Here are keys for the younger agents and/or newbies, from someone who has survived and thrived through 36 years as a health insurance agent:

1. If you don't like roller coasters, don't take the health insurance ride. This industry will twist and turn (sometimes wildly).

2. Keep moving forward. Everything morphs into something new until root issues are solved. And "something new" is "the same ole thing all over again".

3. Spend 5 minutes crying about the loss of yesterday and 5 hours preparing for the opportunities of today and tomorrow.

4. Have a solid Plan B, or liquid assets to live on during the "tunnel" when yesterday ends and tomorrow is just a dim light ahead with no idea where it leads. Tunnels come. So do lights at the end of them.

5. Don't spend everything you earn. Save. Tunnels come.

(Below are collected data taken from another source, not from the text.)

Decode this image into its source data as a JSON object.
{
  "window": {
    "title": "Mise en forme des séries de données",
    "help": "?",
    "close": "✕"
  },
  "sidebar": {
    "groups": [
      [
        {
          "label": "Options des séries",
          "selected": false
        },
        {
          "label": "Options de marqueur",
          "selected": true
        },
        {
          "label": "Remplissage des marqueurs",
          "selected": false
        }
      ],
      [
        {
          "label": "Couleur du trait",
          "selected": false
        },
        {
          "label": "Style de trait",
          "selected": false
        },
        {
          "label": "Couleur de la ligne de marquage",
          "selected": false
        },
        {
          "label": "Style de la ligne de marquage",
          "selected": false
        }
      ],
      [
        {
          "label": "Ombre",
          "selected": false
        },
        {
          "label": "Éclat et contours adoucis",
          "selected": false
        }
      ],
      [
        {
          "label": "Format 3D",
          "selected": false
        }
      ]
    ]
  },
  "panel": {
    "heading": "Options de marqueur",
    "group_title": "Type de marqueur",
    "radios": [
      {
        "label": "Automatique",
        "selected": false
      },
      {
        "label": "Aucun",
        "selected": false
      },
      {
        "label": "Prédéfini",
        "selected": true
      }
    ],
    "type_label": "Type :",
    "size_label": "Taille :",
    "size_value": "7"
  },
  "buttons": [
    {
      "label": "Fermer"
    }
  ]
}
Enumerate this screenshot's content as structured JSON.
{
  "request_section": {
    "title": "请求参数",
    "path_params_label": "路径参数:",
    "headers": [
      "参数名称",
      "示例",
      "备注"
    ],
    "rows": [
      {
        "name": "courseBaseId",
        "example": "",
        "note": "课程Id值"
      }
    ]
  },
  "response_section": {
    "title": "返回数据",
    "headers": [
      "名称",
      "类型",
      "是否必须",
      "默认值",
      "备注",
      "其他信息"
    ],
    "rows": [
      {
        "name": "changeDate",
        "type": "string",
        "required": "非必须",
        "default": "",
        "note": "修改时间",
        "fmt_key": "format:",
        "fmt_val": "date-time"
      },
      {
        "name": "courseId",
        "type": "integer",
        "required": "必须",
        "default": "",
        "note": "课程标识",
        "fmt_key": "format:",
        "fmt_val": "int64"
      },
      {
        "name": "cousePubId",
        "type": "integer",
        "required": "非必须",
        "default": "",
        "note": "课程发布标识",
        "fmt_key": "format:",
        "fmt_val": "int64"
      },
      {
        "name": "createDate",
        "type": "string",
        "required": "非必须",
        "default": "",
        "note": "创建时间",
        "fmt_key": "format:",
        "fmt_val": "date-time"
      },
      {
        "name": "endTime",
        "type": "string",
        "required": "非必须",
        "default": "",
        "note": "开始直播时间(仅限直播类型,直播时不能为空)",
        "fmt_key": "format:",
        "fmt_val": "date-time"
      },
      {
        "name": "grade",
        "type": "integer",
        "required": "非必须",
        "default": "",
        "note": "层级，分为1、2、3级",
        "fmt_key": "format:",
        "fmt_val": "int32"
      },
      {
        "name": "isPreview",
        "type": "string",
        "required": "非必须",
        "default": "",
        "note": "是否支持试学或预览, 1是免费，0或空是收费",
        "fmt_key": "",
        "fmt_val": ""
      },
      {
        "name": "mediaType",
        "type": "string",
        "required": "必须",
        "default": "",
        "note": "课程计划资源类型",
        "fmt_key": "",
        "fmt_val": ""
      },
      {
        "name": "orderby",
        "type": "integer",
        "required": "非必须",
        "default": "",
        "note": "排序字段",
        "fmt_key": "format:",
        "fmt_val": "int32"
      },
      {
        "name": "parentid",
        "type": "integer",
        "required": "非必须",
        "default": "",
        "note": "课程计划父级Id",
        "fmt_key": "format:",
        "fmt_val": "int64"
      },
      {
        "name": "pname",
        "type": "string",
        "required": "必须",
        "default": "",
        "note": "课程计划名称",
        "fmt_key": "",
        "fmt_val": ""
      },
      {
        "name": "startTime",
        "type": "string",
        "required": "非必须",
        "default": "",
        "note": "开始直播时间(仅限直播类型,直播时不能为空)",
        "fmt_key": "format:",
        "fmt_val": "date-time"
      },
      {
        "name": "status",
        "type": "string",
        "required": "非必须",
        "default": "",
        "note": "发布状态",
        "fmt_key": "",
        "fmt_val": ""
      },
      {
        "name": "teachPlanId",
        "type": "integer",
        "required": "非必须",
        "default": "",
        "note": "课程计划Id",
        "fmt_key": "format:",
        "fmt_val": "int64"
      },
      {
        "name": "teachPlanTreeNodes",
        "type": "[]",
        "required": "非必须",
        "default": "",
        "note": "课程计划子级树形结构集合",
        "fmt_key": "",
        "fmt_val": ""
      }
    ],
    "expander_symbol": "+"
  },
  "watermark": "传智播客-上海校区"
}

6. Only the strong survive. However, the strong might also take a Plan B, completely exiting Plan A. That's still a good choice! There are many ways to handle a crash. 1) You can exit and go into another thriving market. 2) You can survive through the tunnel, and take the opportunity (usually a big windfall opportunity) that comes at the end of the tunnel. 3) Or you can be a surfer, entering an industry on its upswing, surfing through the good times, and exiting just before the crash, in anticipation of entering another market on its upswing. All 3 methods are good choices. You cannot take any of those choices if you don't understand that rises will fall, and falls will rise. Strong life-time succeeders maximize opportunity through threats. Most other people don't even see it. It's not that they don't see the threat or the crash. It's that they don't understand the bigger picture and how to surf it.

7. Making money is one of your goals. So is health, family time, etc. One person picks volume call-center sales to a flashy number of clients (with high expenses & losses too), another person picks professional-adviser sales to higher-income clients (without high volume, but good money and longer relationships), and the next person picks more family time so they do less volume and less depth (with less money). Who made the bad choice? None of them, if it fit their skill sets and goals.

8. SWOT analysis - Strengths, Weaknesses, Opportunities, and Threats. Pick the path that matches your skill sets, your region, your risk tolerance, your opportunities, and your goals. Match those issues together correctly, and succeeding is a no-brainer. Then go big or go home.

9. Ask for help, listen to advice. But pick what's best for YOU, and be confident enough to not falter when your best friend picks an entirely different course.

10. There is always tomorrow and it is as bright with opportunity as you want it to be.